Rio Tinto Group

Chinalco stymied on Rio Tinto bid

PUBLISHED : Monday, 18 February, 2008, 12:00am
UPDATED : Monday, 18 February, 2008, 12:00am

Aluminum Corp of China, which paid US$14.05 billion for a stake in mining giant Rio Tinto, is unable to launch a full scale bid for six months because it told regulators at the time of the acquisition that it had no intention of doing so.

The statement now binds the company to a half-year 'quiet period', according to a source.

'When Chinalco talked to the authorities they made their intentions clear, they would not buy any more shares. You can rarely go against that,'' the source said.

Section 2.8 of the UK Takeover Code says that without the permission of the Takeover Panel, which overseas mergers and acquisitions, an acquiring company that states it has no intention of moving to a general offer is not able to make such an offer, nor are persons working in concert with them, for six months.

Chinalco, as Aluminum Corp is known, and US partner Alcoa had agreed to buy as much as a 14.9 per cent stake in Rio Tinto, according to a stock exchange filing last week. The two companies, via adviser Lehman Brothers, approached existing Rio shareholders on February 1 and managed to buy a 12 per cent stake by the end of the day.

It was the largest share raid, according to bankers in London, and surpassed the US$5.4 billion acquisition of a 20 per cent stake in South Africa's Standard Bank Group in October by Industrial and Commercial Bank of China as the largest overseas acquisition by a mainland company.

The shares were bought through Singapore-based Shining Prospect, which became the largest shareholder in Rio, the world's third-largest mining company.

Chinalco has since said that an attempt to acquire the whole company was an option, though Chinalco president Xiao Yaqing has also been quoted as saying the investment in Rio was strategic and there were no plans to interfere with current management.

Alcoa, the world's third-largest aluminium maker, contributed US$1.2 billion for the stake acquisition and is considered a junior partner.

Under British law a company can identify specific circumstances at the time of making an acquisition that could trigger a general takeover offer and escape the six-month freeze on any further acquisitions. But is not clear what circumstances Chinalco might have cited.

Rio executives said last week the company and Chinalco could potentially work together. Chinalco has been diversifying from the aluminium sector. In August it completed an US$860 million takeover of Peru Copper, giving it total copper reserves of about 20 million tonnes.

Chinalco's acquisition of Rio shares forced BHP Billiton, the world's second-largest mining company, to raise its offer for the company 13 per cent to US$147.4 billion last week from the US$140 billion it had said it wanted to pay in November.

BHP is now offering 3.4 shares of its shares for every one of Rio's instead of the original three-for-one offer.

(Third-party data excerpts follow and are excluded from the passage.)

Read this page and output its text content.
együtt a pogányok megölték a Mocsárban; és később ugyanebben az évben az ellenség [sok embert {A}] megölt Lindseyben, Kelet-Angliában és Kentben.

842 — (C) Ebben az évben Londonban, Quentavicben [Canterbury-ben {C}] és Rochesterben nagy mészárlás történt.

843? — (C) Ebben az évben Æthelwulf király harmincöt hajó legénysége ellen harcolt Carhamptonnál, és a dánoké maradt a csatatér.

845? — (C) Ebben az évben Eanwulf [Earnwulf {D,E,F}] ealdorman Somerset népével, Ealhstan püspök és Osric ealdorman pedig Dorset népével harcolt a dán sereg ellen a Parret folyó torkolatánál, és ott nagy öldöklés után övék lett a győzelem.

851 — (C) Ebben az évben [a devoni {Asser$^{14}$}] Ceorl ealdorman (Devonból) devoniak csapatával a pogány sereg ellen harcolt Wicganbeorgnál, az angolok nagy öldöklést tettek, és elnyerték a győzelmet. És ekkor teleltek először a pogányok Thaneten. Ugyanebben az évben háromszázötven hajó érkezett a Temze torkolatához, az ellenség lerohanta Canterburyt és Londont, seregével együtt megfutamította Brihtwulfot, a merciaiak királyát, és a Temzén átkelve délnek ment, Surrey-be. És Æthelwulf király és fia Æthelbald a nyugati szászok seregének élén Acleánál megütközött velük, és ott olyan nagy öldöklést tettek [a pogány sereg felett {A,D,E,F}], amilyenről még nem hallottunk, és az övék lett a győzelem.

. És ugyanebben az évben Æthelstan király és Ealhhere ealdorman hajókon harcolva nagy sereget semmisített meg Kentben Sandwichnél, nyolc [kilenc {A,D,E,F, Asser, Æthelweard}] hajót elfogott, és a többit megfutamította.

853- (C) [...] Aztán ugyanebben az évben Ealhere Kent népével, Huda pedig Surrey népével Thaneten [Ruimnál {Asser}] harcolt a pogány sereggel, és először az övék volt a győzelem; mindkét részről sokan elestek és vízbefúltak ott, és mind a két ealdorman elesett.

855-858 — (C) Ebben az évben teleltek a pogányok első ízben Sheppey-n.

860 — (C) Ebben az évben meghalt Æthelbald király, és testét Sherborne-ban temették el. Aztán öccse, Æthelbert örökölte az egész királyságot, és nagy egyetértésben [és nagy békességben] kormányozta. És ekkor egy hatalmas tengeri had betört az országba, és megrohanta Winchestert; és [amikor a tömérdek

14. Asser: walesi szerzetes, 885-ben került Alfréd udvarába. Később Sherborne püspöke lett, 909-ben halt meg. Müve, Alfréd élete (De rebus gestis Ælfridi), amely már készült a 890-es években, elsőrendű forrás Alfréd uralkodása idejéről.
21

Rio has rejected both offers saying they significantly undervalue the company. About 70 per cent of shareholders in BHP and Rio hold shares of both companies.

One option for BHP would be to circumvent the Rio board and try to convince them of the merits of the deal. Rio has advised its shareholders to take no action.

'The ball's in BHP's court,'' said one market observer.

A BHP-Rio merger would rank as the second-largest ever after Vodafone's US$203 billion takeover of Mannesmann in 2000.

The combined company would create the third-largest company in the world behind ExxonMobil and General Electric and control about 27 per cent of the world's iron ore, a quarter of the world's uranium and effectively control global trade in coal, copper and diamonds.

Such dominance has big commodity buying countries such as China, Japan and India afraid of monopolistic pricing power.